We are ALL loved and valued. It is about living for something bigger than our personal comforts or glorification. It is not about pretending we don’t really have a problem, and “willing it away in our mind”… it is about trusting God and allowing Him to lead and work in our lives. Our minds and thoughts are indeed powerful, and God’s Word is “mightier than a two edged sword”. We stand on that word and His promises. He is always faithful to his promises. We must use all that God offers us to win. Our minds and hearts must believe, the doctors must be guided (and are we grateful for them!), and we can then rest in Him. My prayer is that we all feel and live that way more than ever.
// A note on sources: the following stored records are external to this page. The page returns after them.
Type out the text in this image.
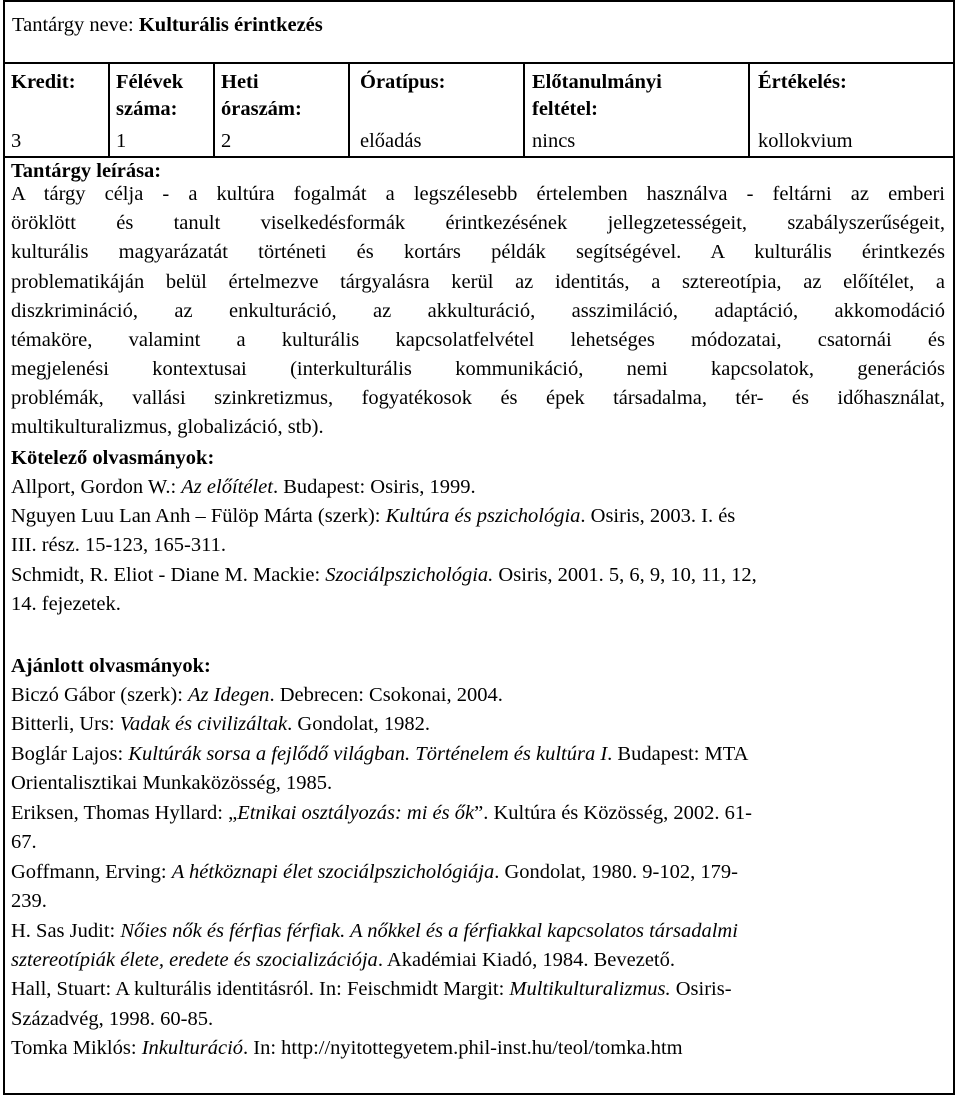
Tantárgy neve: Kulturális érintkezés
Kredit:
3
Félévek
száma:
1
Heti
óraszám:
2
Óratípus:
előadás
Előtanulmányi
feltétel:
nincs
Értékelés:
kollokvium
Tantárgy leírása:
A tárgy célja - a kultúra fogalmát a legszélesebb értelemben használva - feltárni az emberi
öröklött és tanult viselkedésformák érintkezésének jellegzetességeit, szabályszerűségeit,
kulturális magyarázatát történeti és kortárs példák segítségével. A kulturális érintkezés
problematikáján belül értelmezve tárgyalásra kerül az identitás, a sztereotípia, az előítélet, a
diszkrimináció, az enkulturáció, az akkulturáció, asszimiláció, adaptáció, akkomodáció
témaköre, valamint a kulturális kapcsolatfelvétel lehetséges módozatai, csatornái és
megjelenési kontextusai (interkulturális kommunikáció, nemi kapcsolatok, generációs
problémák, vallási szinkretizmus, fogyatékosok és épek társadalma, tér- és időhasználat,
multikulturalizmus, globalizáció, stb).
Kötelező olvasmányok:
Allport, Gordon W.: Az előítélet. Budapest: Osiris, 1999.
Nguyen Luu Lan Anh – Fülöp Márta (szerk): Kultúra és pszichológia. Osiris, 2003. I. és
III. rész. 15-123, 165-311.
Schmidt, R. Eliot - Diane M. Mackie: Szociálpszichológia. Osiris, 2001. 5, 6, 9, 10, 11, 12,
14. fejezetek.
Ajánlott olvasmányok:
Biczó Gábor (szerk): Az Idegen. Debrecen: Csokonai, 2004.
Bitterli, Urs: Vadak és civilizáltak. Gondolat, 1982.
Boglár Lajos: Kultúrák sorsa a fejlődő világban. Történelem és kultúra I. Budapest: MTA
Orientalisztikai Munkaközösség, 1985.
Eriksen, Thomas Hyllard: „Etnikai osztályozás: mi és ők”. Kultúra és Közösség, 2002. 61-
67.
Goffmann, Erving: A hétköznapi élet szociálpszichológiája. Gondolat, 1980. 9-102, 179-
239.
H. Sas Judit: Nőies nők és férfias férfiak. A nőkkel és a férfiakkal kapcsolatos társadalmi
sztereotípiák élete, eredete és szocializációja. Akadémiai Kiadó, 1984. Bevezető.
Hall, Stuart: A kulturális identitásról. In: Feischmidt Margit: Multikulturalizmus. Osiris-
Századvég, 1998. 60-85.
Tomka Miklós: Inkulturáció. In: http://nyitottegyetem.phil-inst.hu/teol/tomka.htm
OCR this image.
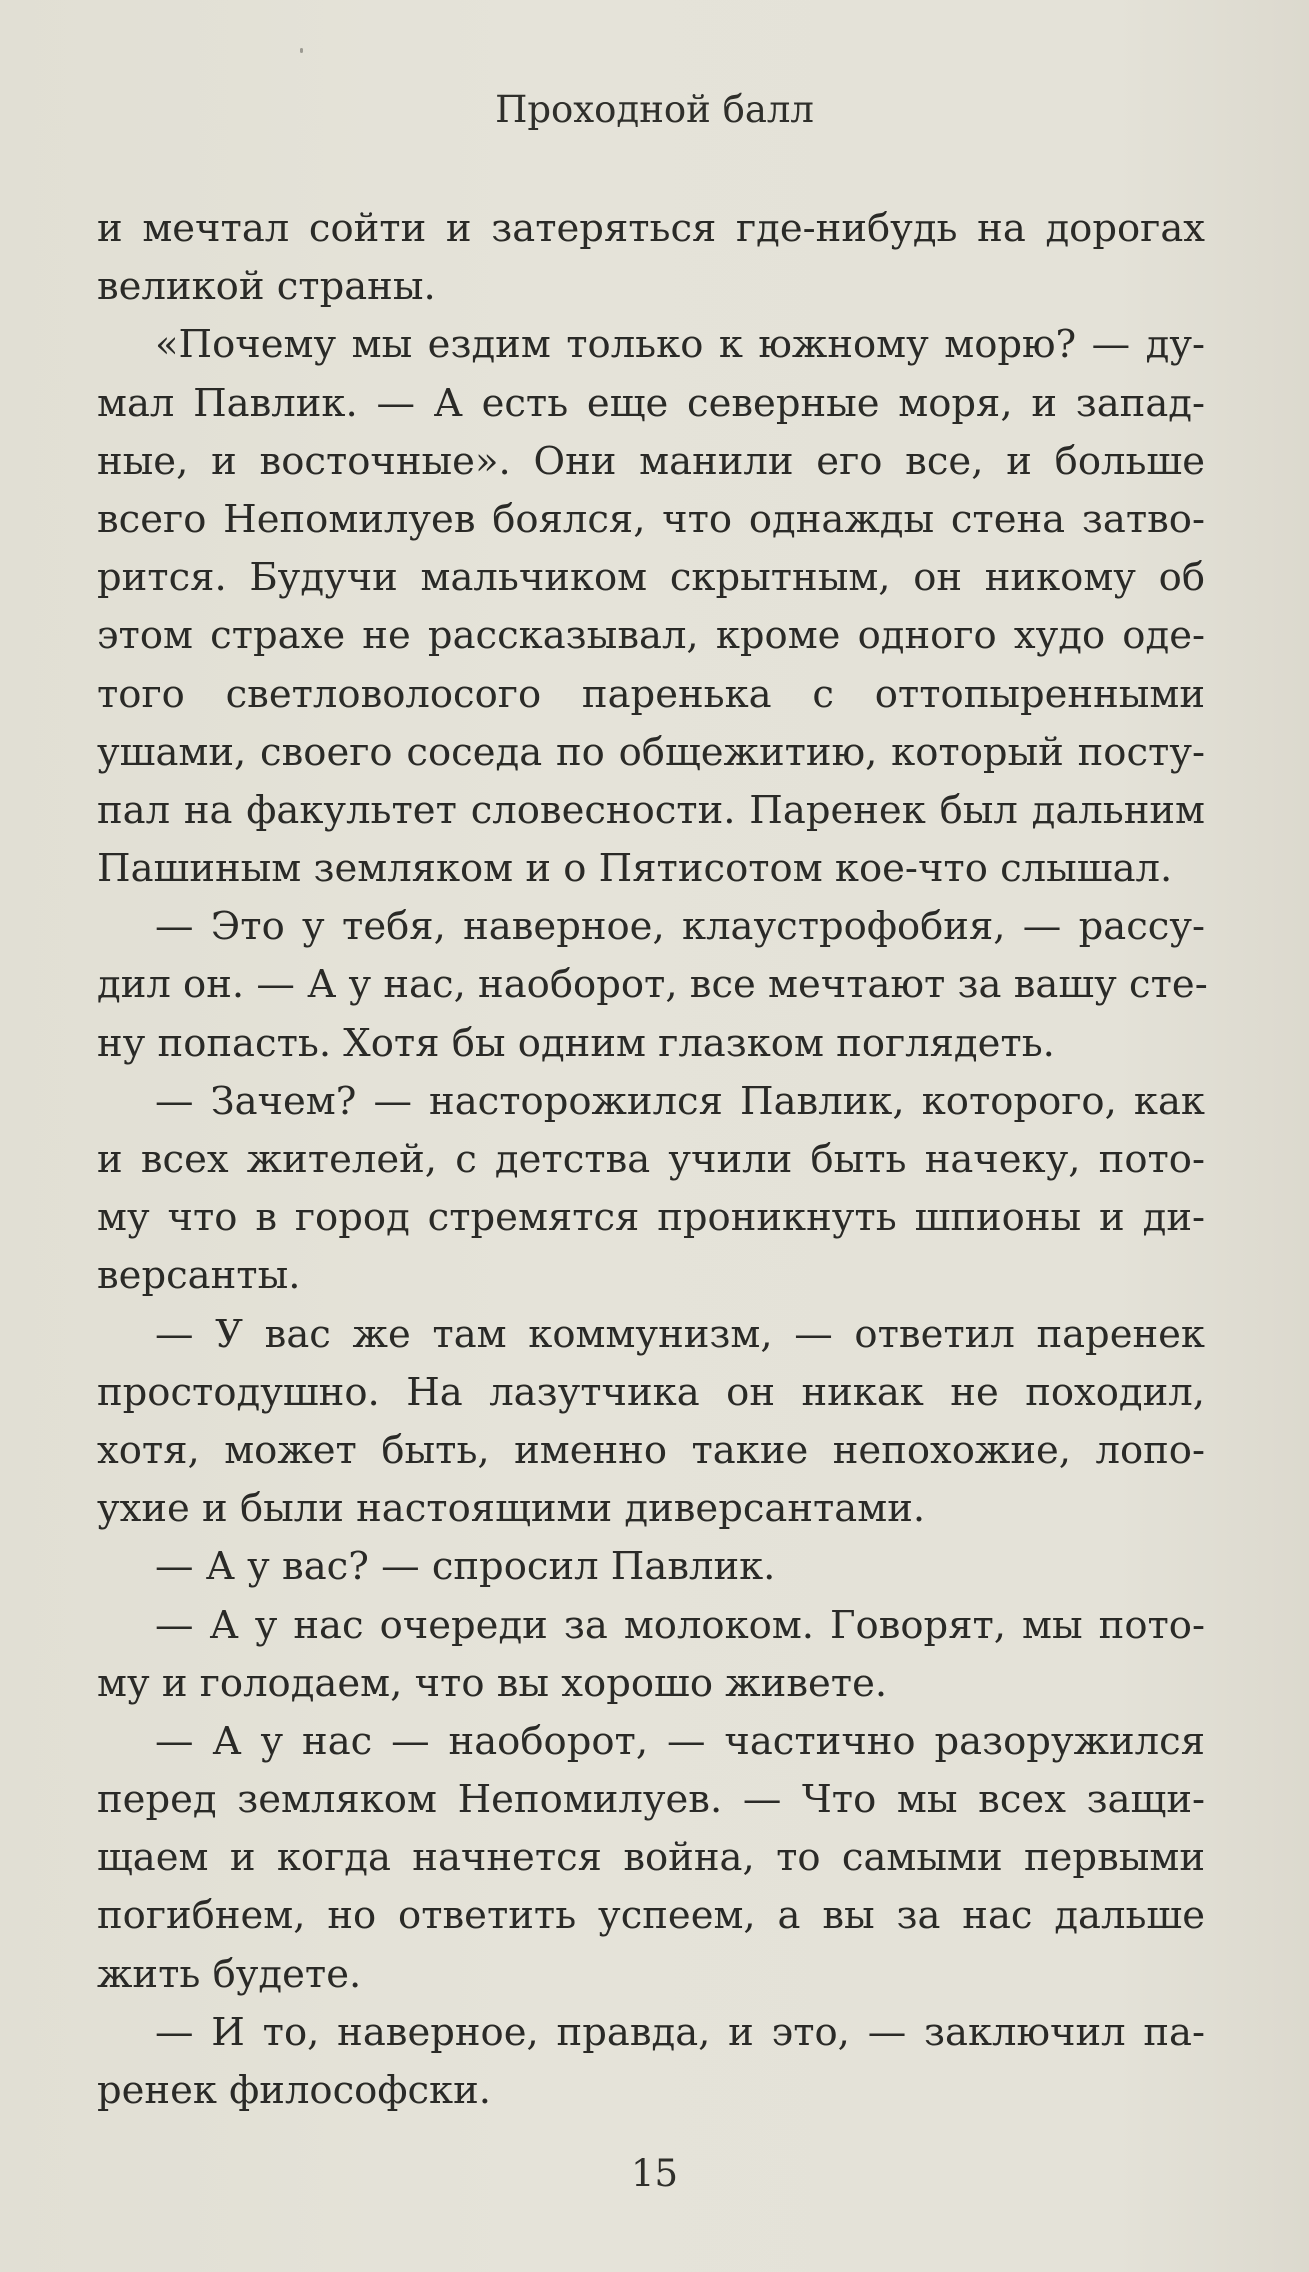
Проходной балл
и мечтал сойти и затеряться где-нибудь на дорогах
великой страны.
«Почему мы ездим только к южному морю? — ду-
мал Павлик. — А есть еще северные моря, и запад-
ные, и восточные». Они манили его все, и больше
всего Непомилуев боялся, что однажды стена затво-
рится. Будучи мальчиком скрытным, он никому об
этом страхе не рассказывал, кроме одного худо оде-
того светловолосого паренька с оттопыренными
ушами, своего соседа по общежитию, который посту-
пал на факультет словесности. Паренек был дальним
Пашиным земляком и о Пятисотом кое-что слышал.
— Это у тебя, наверное, клаустрофобия, — рассу-
дил он. — А у нас, наоборот, все мечтают за вашу сте-
ну попасть. Хотя бы одним глазком поглядеть.
— Зачем? — насторожился Павлик, которого, как
и всех жителей, с детства учили быть начеку, пото-
му что в город стремятся проникнуть шпионы и ди-
версанты.
— У вас же там коммунизм, — ответил паренек
простодушно. На лазутчика он никак не походил,
хотя, может быть, именно такие непохожие, лопо-
ухие и были настоящими диверсантами.
— А у вас? — спросил Павлик.
— А у нас очереди за молоком. Говорят, мы пото-
му и голодаем, что вы хорошо живете.
— А у нас — наоборот, — частично разоружился
перед земляком Непомилуев. — Что мы всех защи-
щаем и когда начнется война, то самыми первыми
погибнем, но ответить успеем, а вы за нас дальше
жить будете.
— И то, наверное, правда, и это, — заключил па-
ренек философски.
15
Our Bible is clear about what God has for each of us, as we have faith in him through His son Jesus, and then we are at peace and free to praise Him “in all things”… because we are loved and forgiven and empowered for His purpose. The Dornan’s are blessed and joyful this Christmas. We pray that you are as well. I will remain trusting God and joyful. I will fight this “invader”!!… as I believe it has no place in my body. (I must admit though that I am still shocked and “offended” that he got in at all). I will give God the glory when it it gone, (are you praying and claiming that with us?)… and I will continue to ask God for many more years in which I can say thanks to all of you who have been so generous in your love and support. You will love the new version of Jim that promises to emerge.

Merry Christmas to all. We will keep you updated on this most amazing chapter of my life so far. May God richly bless you all.